What are the main technologies available to test for mtDNA heteroplasmy common mutations?

Answer 6

To test for known common mutations:

• Pyrosequencing (lower limit of heteroplasmy approximately 1-10%).
• Real time PCR (lower limit of heteroplasmy approximately 1-5%).
• Digital PCR, including droplet digital PCR (lower limit of heteroplasmy approximately 1%).
• Fluorescent restriction digest PCR (lower limit of heteroplasmy approximately 1-10%).

Question 7

What are the main technologies available to test for large-scale mtDNA rearrangements (mainly deletions)?

Answer 7

To test for large-scale mtDNA rearrangements (mainly deletions):

• Long range PCR (lower limit of heteroplasmy approximately 1-5%).
• Southern blotting (lower limit of heteroplasmy approximately 1-10%).
• Real time PCR.

Question 8

What are the main technologies available to test for mutations in the whole mtDNA?

Answer 8

To test for mutations in the whole mtDNA:

• Sanger sequencing (lower limit of heteroplasmy approximately 30%).
• NGS (lower limit of heteroplasmy dependant on read depth, can be <1%).

Question 9

Give an overview of pyrosequencing technology.

Answer 9

• Can be used to detect mtDNA common mutations.
• Carry out a standard PCR except generally you need to obtain a single stranded amplicon. Usually what is done is one of the primers for the PCR is biotinylated and then you can purify just the single strand.
  1) . Hybridisation of a primer to single stranded PCR amplicon and incubation with enzymes.
  2) . Addition of dGTP, dATP*, dTTP or dCTP, which is incorporated if complementary, and an equimolar quantity of pyrophosphate (PPi) is released.
  3) . PPi drives the production of a proportional amount of light via sulfurylase, luciferin and luciferase.
  4) . The light is detected and quantified by a CCD camera.
  5) . Apyrase degrades unincorporated nucleotides.
  6) . Further dNTPs are added sequentially.
• Software automatically determines the percentage heteroplasmy on the basis of the peak heights.

Question 10

Give an overview of fluorescent restriction digest PCR technology.

Answer 10

• Can be used to detect mtDNA common mutations.
• This approach makes use of creation or loss of a restriction site in the presence of the mutation to be tested.
• Therefore, this is not possible for all mutations but is often possible by using partially mismatched primer to artificially create a restriction site.

OVERVIEW:

• PCR followed by addition of a 5’ fluorescent labelled primer to the last cycle.
• Restriction enzyme digest.
• Capillary electrophoresis.
• E.g.
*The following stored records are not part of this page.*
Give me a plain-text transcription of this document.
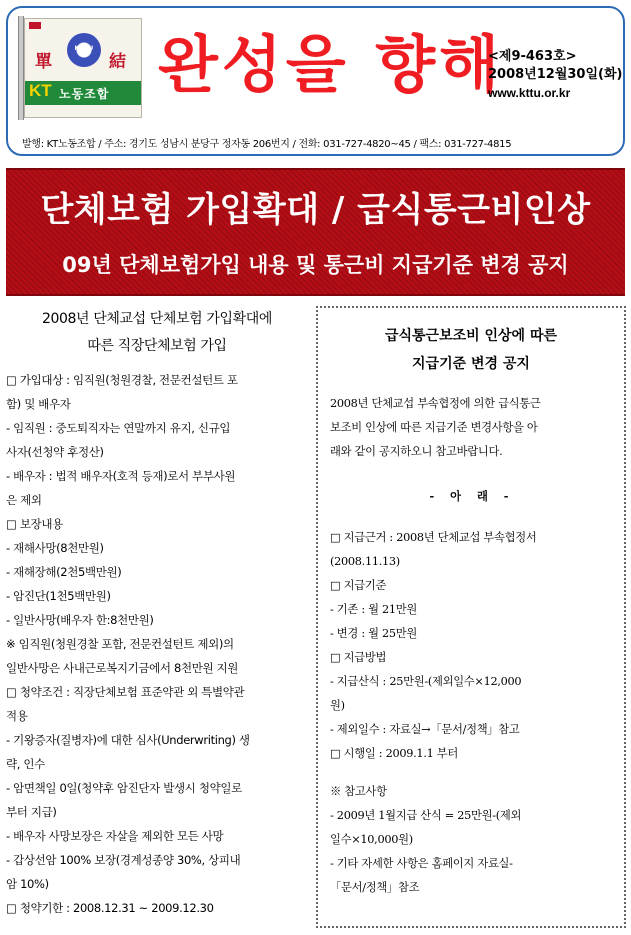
單
KTTU
結
KT 노동조합 완성을 향해
<제9-463호>
2008년12월30일(화)
www.kttu.or.kr
발행: KT노동조합 / 주소: 경기도 성남시 분당구 정자동 206번지 / 전화: 031-727-4820~45 / 팩스: 031-727-4815
단체보험 가입확대 / 급식통근비인상
09년 단체보험가입 내용 및 통근비 지급기준 변경 공지
2008년 단체교섭 단체보험 가입확대에
따른 직장단체보험 가입
□ 가입대상 : 임직원(청원경찰, 전문컨설턴트 포
함) 및 배우자
- 임직원 : 중도퇴직자는 연말까지 유지, 신규입
사자(선청약 후정산)
- 배우자 : 법적 배우자(호적 등재)로서 부부사원
은 제외
□ 보장내용
- 재해사망(8천만원)
- 재해장해(2천5백만원)
- 암진단(1천5백만원)
- 일반사망(배우자 한:8천만원)
※ 임직원(청원경찰 포함, 전문컨설턴트 제외)의
일반사망은 사내근로복지기금에서 8천만원 지원
□ 청약조건 : 직장단체보험 표준약관 외 특별약관
적용
- 기왕증자(질병자)에 대한 심사(Underwriting) 생
략, 인수
- 암면책일 0일(청약후 암진단자 발생시 청약일로
부터 지급)
- 배우자 사망보장은 자살을 제외한 모든 사망
- 갑상선암 100% 보장(경계성종양 30%, 상피내
암 10%)
□ 청약기한 : 2008.12.31 ~ 2009.12.30
급식통근보조비 인상에 따른
지급기준 변경 공지
2008년 단체교섭 부속협정에 의한 급식통근
보조비 인상에 따른 지급기준 변경사항을 아
래와 같이 공지하오니 참고바랍니다.
- 아 래 -
□ 지급근거 : 2008년 단체교섭 부속협정서
(2008.11.13)
□ 지급기준
- 기존 : 월 21만원
- 변경 : 월 25만원
□ 지급방법
- 지급산식 : 25만원-(제외일수×12,000
원)
- 제외일수 : 자료실→「문서/정책」참고
□ 시행일 : 2009.1.1 부터
※ 참고사항
- 2009년 1월지급 산식 = 25만원-(제외
일수×10,000원)
- 기타 자세한 사항은 홈페이지 자료실-
「문서/정책」참조
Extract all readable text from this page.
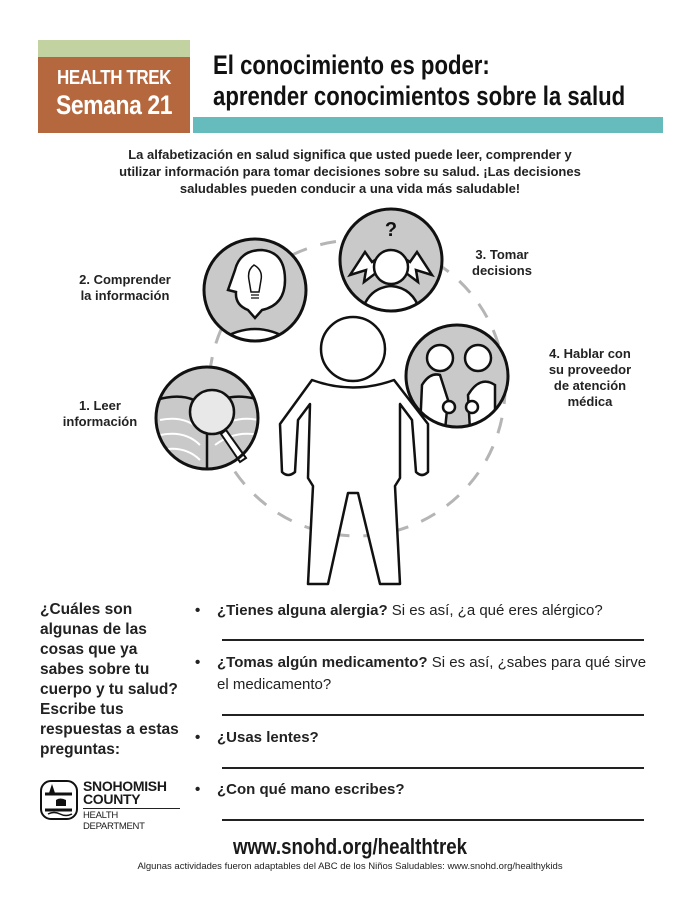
HEALTH TREK
Semana 21
El conocimiento es poder:
aprender conocimientos sobre la salud
La alfabetización en salud significa que usted puede leer, comprender y utilizar información para tomar decisiones sobre su salud. ¡Las decisiones saludables pueden conducir a una vida más saludable!
?
1. Leer
información
2. Comprender
la información
3. Tomar
decisions
4. Hablar con
su proveedor
de atención
médica
¿Cuáles son algunas de las cosas que ya sabes sobre tu cuerpo y tu salud? Escribe tus respuestas a estas preguntas:
• ¿Tienes alguna alergia? Si es así, ¿a qué eres alérgico?
• ¿Tomas algún medicamento? Si es así, ¿sabes para qué sirve el medicamento?
• ¿Usas lentes?
• ¿Con qué mano escribes?
SNOHOMISH
COUNTY
HEALTH DEPARTMENT
www.snohd.org/healthtrek
Algunas actividades fueron adaptables del ABC de los Niños Saludables: www.snohd.org/healthykids
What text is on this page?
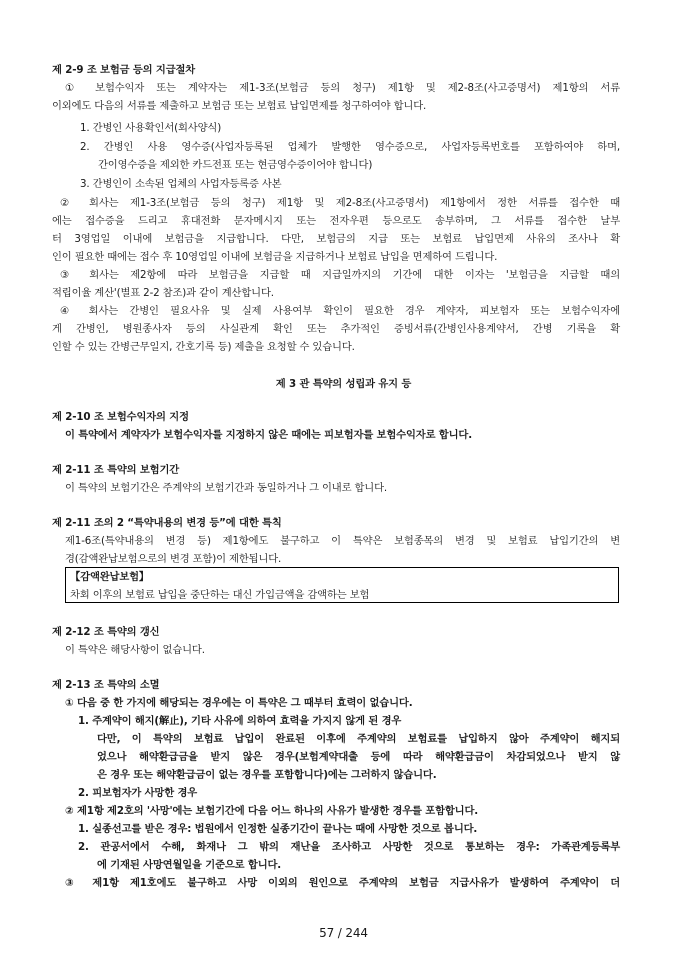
제 2-9 조 보험금 등의 지급절차
① 보험수익자 또는 계약자는 제1-3조(보험금 등의 청구) 제1항 및 제2-8조(사고증명서) 제1항의 서류
이외에도 다음의 서류를 제출하고 보험금 또는 보험료 납입면제를 청구하여야 합니다.
1. 간병인 사용확인서(회사양식)
2. 간병인 사용 영수증(사업자등록된 업체가 발행한 영수증으로, 사업자등록번호를 포함하여야 하며,
간이영수증을 제외한 카드전표 또는 현금영수증이어야 합니다)
3. 간병인이 소속된 업체의 사업자등록증 사본
② 회사는 제1-3조(보험금 등의 청구) 제1항 및 제2-8조(사고증명서) 제1항에서 정한 서류를 접수한 때
에는 접수증을 드리고 휴대전화 문자메시지 또는 전자우편 등으로도 송부하며, 그 서류를 접수한 날부
터 3영업일 이내에 보험금을 지급합니다. 다만, 보험금의 지급 또는 보험료 납입면제 사유의 조사나 확
인이 필요한 때에는 접수 후 10영업일 이내에 보험금을 지급하거나 보험료 납입을 면제하여 드립니다.
③ 회사는 제2항에 따라 보험금을 지급할 때 지급일까지의 기간에 대한 이자는 '보험금을 지급할 때의
적립이율 계산'(별표 2-2 참조)과 같이 계산합니다.
④ 회사는 간병인 필요사유 및 실제 사용여부 확인이 필요한 경우 계약자, 피보험자 또는 보험수익자에
게 간병인, 병원종사자 등의 사실관계 확인 또는 추가적인 증빙서류(간병인사용계약서, 간병 기록을 확
인할 수 있는 간병근무일지, 간호기록 등) 제출을 요청할 수 있습니다.
제 3 관 특약의 성립과 유지 등
제 2-10 조 보험수익자의 지정
이 특약에서 계약자가 보험수익자를 지정하지 않은 때에는 피보험자를 보험수익자로 합니다.
제 2-11 조 특약의 보험기간
이 특약의 보험기간은 주계약의 보험기간과 동일하거나 그 이내로 합니다.
제 2-11 조의 2 “특약내용의 변경 등”에 대한 특칙
제1-6조(특약내용의 변경 등) 제1항에도 불구하고 이 특약은 보험종목의 변경 및 보험료 납입기간의 변
경(감액완납보험으로의 변경 포함)이 제한됩니다.
【감액완납보험】
차회 이후의 보험료 납입을 중단하는 대신 가입금액을 감액하는 보험
제 2-12 조 특약의 갱신
이 특약은 해당사항이 없습니다.
제 2-13 조 특약의 소멸
① 다음 중 한 가지에 해당되는 경우에는 이 특약은 그 때부터 효력이 없습니다.
1. 주계약이 해지(解止), 기타 사유에 의하여 효력을 가지지 않게 된 경우
다만, 이 특약의 보험료 납입이 완료된 이후에 주계약의 보험료를 납입하지 않아 주계약이 해지되
었으나 해약환급금을 받지 않은 경우(보험계약대출 등에 따라 해약환급금이 차감되었으나 받지 않
은 경우 또는 해약환급금이 없는 경우를 포함합니다)에는 그러하지 않습니다.
2. 피보험자가 사망한 경우
② 제1항 제2호의 '사망'에는 보험기간에 다음 어느 하나의 사유가 발생한 경우를 포함합니다.
1. 실종선고를 받은 경우: 법원에서 인정한 실종기간이 끝나는 때에 사망한 것으로 봅니다.
2. 관공서에서 수해, 화재나 그 밖의 재난을 조사하고 사망한 것으로 통보하는 경우: 가족관계등록부
에 기재된 사망연월일을 기준으로 합니다.
③ 제1항 제1호에도 불구하고 사망 이외의 원인으로 주계약의 보험금 지급사유가 발생하여 주계약이 더
57 / 244
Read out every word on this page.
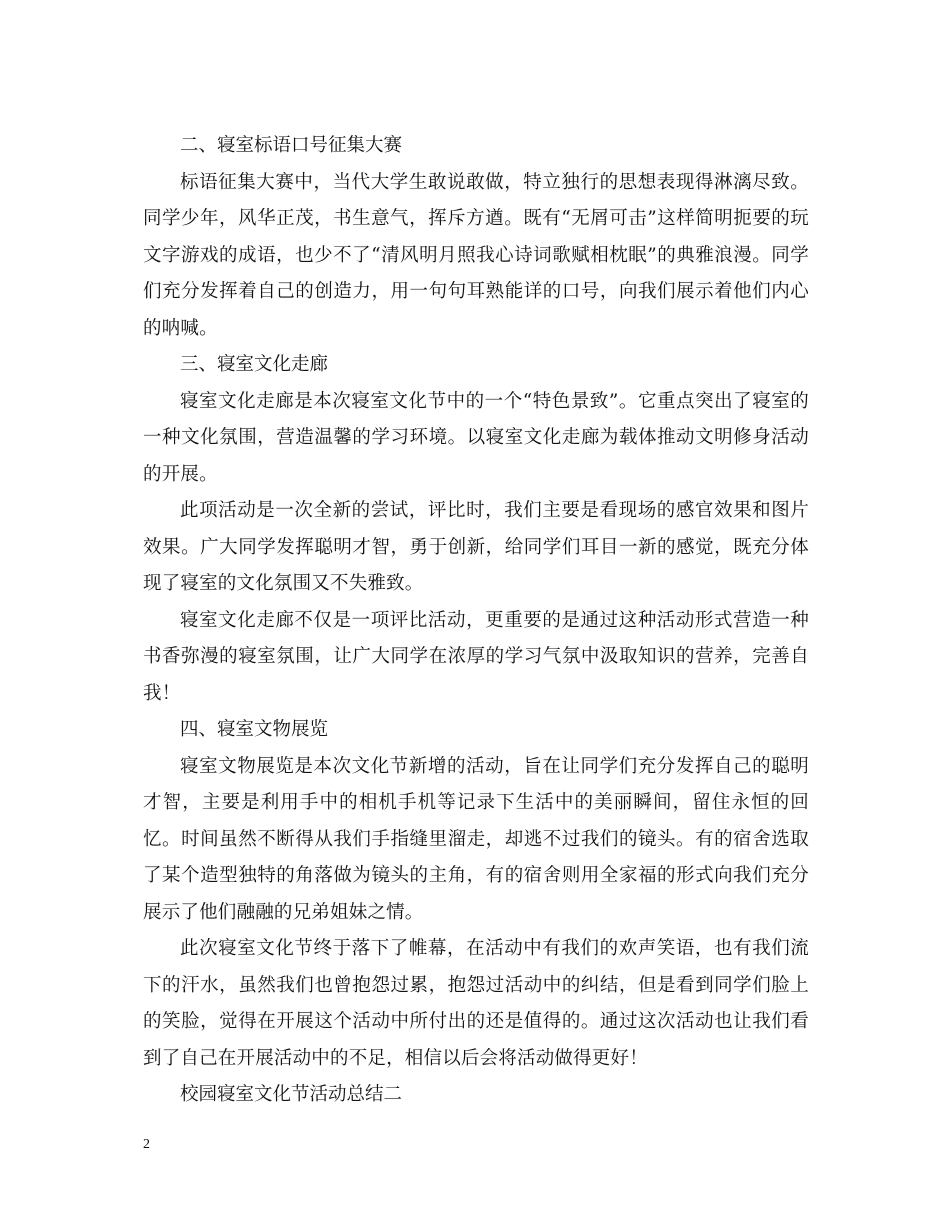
二、寝室标语口号征集大赛

标语征集大赛中，当代大学生敢说敢做，特立独行的思想表现得淋漓尽致。同学少年，风华正茂，书生意气，挥斥方遒。既有“无屑可击”这样简明扼要的玩文字游戏的成语，也少不了“清风明月照我心诗词歌赋相枕眠”的典雅浪漫。同学们充分发挥着自己的创造力，用一句句耳熟能详的口号，向我们展示着他们内心的呐喊。

三、寝室文化走廊

寝室文化走廊是本次寝室文化节中的一个“特色景致”。它重点突出了寝室的一种文化氛围，营造温馨的学习环境。以寝室文化走廊为载体推动文明修身活动的开展。

此项活动是一次全新的尝试，评比时，我们主要是看现场的感官效果和图片效果。广大同学发挥聪明才智，勇于创新，给同学们耳目一新的感觉，既充分体现了寝室的文化氛围又不失雅致。

寝室文化走廊不仅是一项评比活动，更重要的是通过这种活动形式营造一种书香弥漫的寝室氛围，让广大同学在浓厚的学习气氛中汲取知识的营养，完善自我！

四、寝室文物展览

寝室文物展览是本次文化节新增的活动，旨在让同学们充分发挥自己的聪明才智，主要是利用手中的相机手机等记录下生活中的美丽瞬间，留住永恒的回忆。时间虽然不断得从我们手指缝里溜走，却逃不过我们的镜头。有的宿舍选取了某个造型独特的角落做为镜头的主角，有的宿舍则用全家福的形式向我们充分展示了他们融融的兄弟姐妹之情。

此次寝室文化节终于落下了帷幕，在活动中有我们的欢声笑语，也有我们流下的汗水，虽然我们也曾抱怨过累，抱怨过活动中的纠结，但是看到同学们脸上的笑脸，觉得在开展这个活动中所付出的还是值得的。通过这次活动也让我们看到了自己在开展活动中的不足，相信以后会将活动做得更好！

校园寝室文化节活动总结二

2
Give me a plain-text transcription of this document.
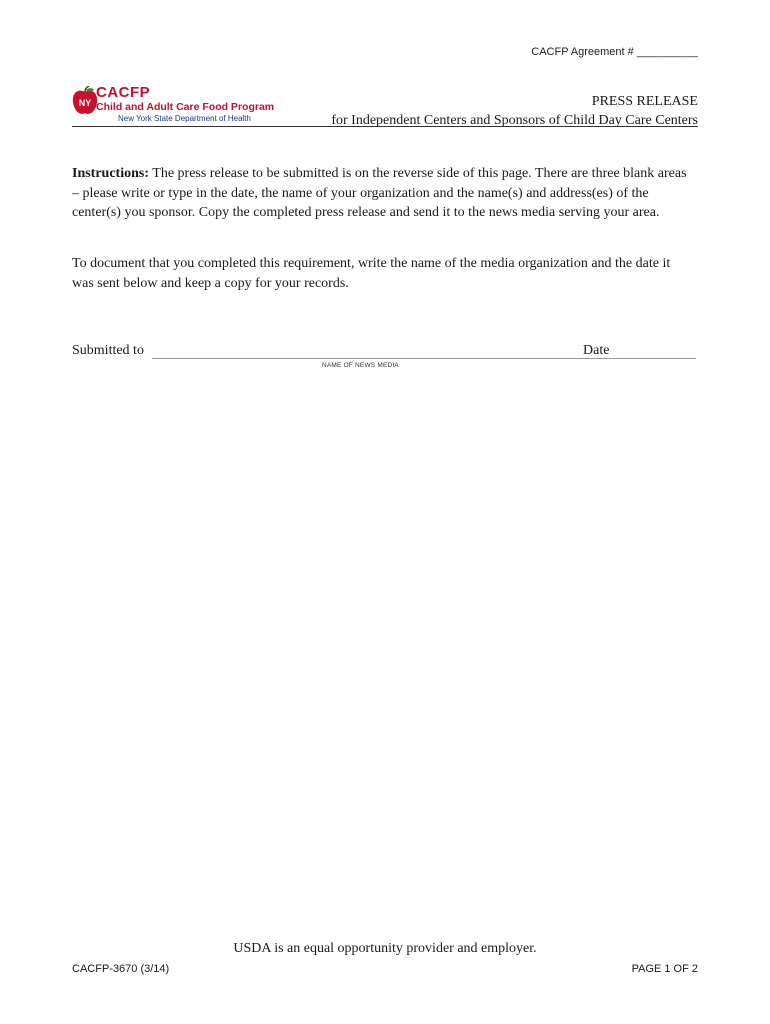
CACFP Agreement # __________
NY
CACFP
Child and Adult Care Food Program
New York State Department of Health
PRESS RELEASE
for Independent Centers and Sponsors of Child Day Care Centers

Instructions: The press release to be submitted is on the reverse side of this page. There are three blank areas – please write or type in the date, the name of your organization and the name(s) and address(es) of the center(s) you sponsor. Copy the completed press release and send it to the news media serving your area.

To document that you completed this requirement, write the name of the media organization and the date it was sent below and keep a copy for your records.

Submitted to	Date
NAME OF NEWS MEDIA
USDA is an equal opportunity provider and employer.
CACFP-3670 (3/14)	PAGE 1 OF 2
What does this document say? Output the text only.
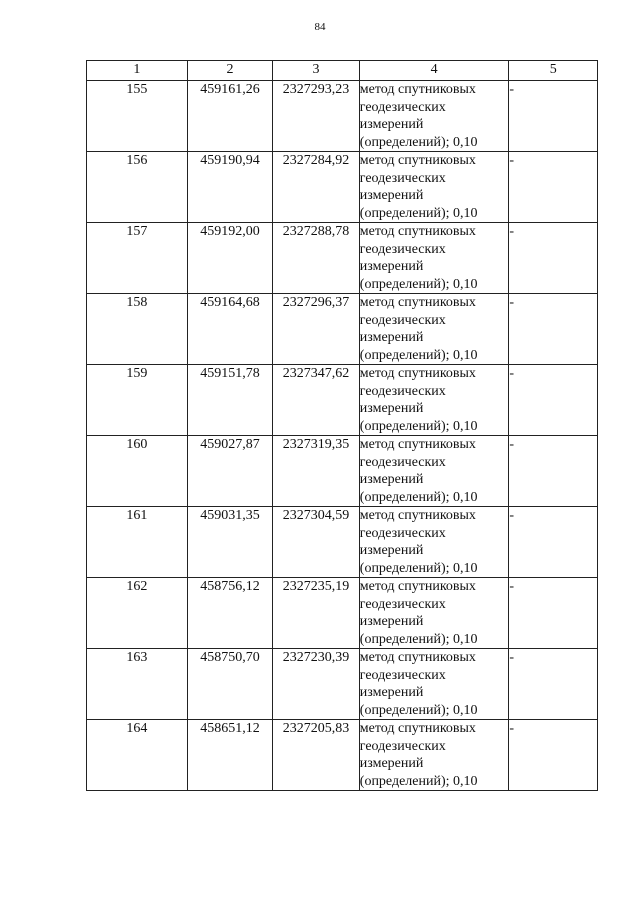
84
1	2	3	4	5
155	459161,26	2327293,23	метод спутниковых
геодезических
измерений
(определений); 0,10	-
156	459190,94	2327284,92	метод спутниковых
геодезических
измерений
(определений); 0,10	-
157	459192,00	2327288,78	метод спутниковых
геодезических
измерений
(определений); 0,10	-
158	459164,68	2327296,37	метод спутниковых
геодезических
измерений
(определений); 0,10	-
159	459151,78	2327347,62	метод спутниковых
геодезических
измерений
(определений); 0,10	-
160	459027,87	2327319,35	метод спутниковых
геодезических
измерений
(определений); 0,10	-
161	459031,35	2327304,59	метод спутниковых
геодезических
измерений
(определений); 0,10	-
162	458756,12	2327235,19	метод спутниковых
геодезических
измерений
(определений); 0,10	-
163	458750,70	2327230,39	метод спутниковых
геодезических
измерений
(определений); 0,10	-
164	458651,12	2327205,83	метод спутниковых
геодезических
измерений
(определений); 0,10	-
Normal gene will have one restriction site, mutant will have two and they will produce different sized products on digestion and capillary electrophoresis. The ratio of peaks enables you to determine the proportion of heteroplasmy.

Question 11

What are the most commonly used techniques for mtDNA rearrangement analysis? Outline these techniques.

Answer 11

1) . Long range PCR.
- Long range PCR across the region of mtDNA where almost all deletions occur (major ark, 10.8 kb region between origins of replication). If there is a deletion then the products and bands will be smaller.
- Not quantitative - will be skewed due to preferential amplification of the smaller band.
- Is sensitive and will detect low levels of deletion.

2) . Southern blotting.
- Typically carried out using a restriction enzyme that linearises the mtDNA such as PvuII and SnaBI.
- PvuII has a restriction site away from the commonly deleted region.
- SnaBI has a restriction site within the deleted region.
- Not as skewed as long rage PCR - is quantitative but difficult to accurately quantify with normal tech.

Question 12

What is the best technique to screen for mutations throughout the whole mitochondrial genome?

Answer 12

NGS:

Many possible strategies and methodologies. For example:

• Amplify whole mtDNA in 2 overlapping long range PCR amplicons.
• Fragmentation and library preparation for NGS.
• Sequence (e.g. using Illumina MiSeq or Life Technologies Ion Torrent) to read depth of >1000 reads.

Dependant on read depth can detect low level heteroplasmy and accurately quantitate based on the number of mutant versus normal reads.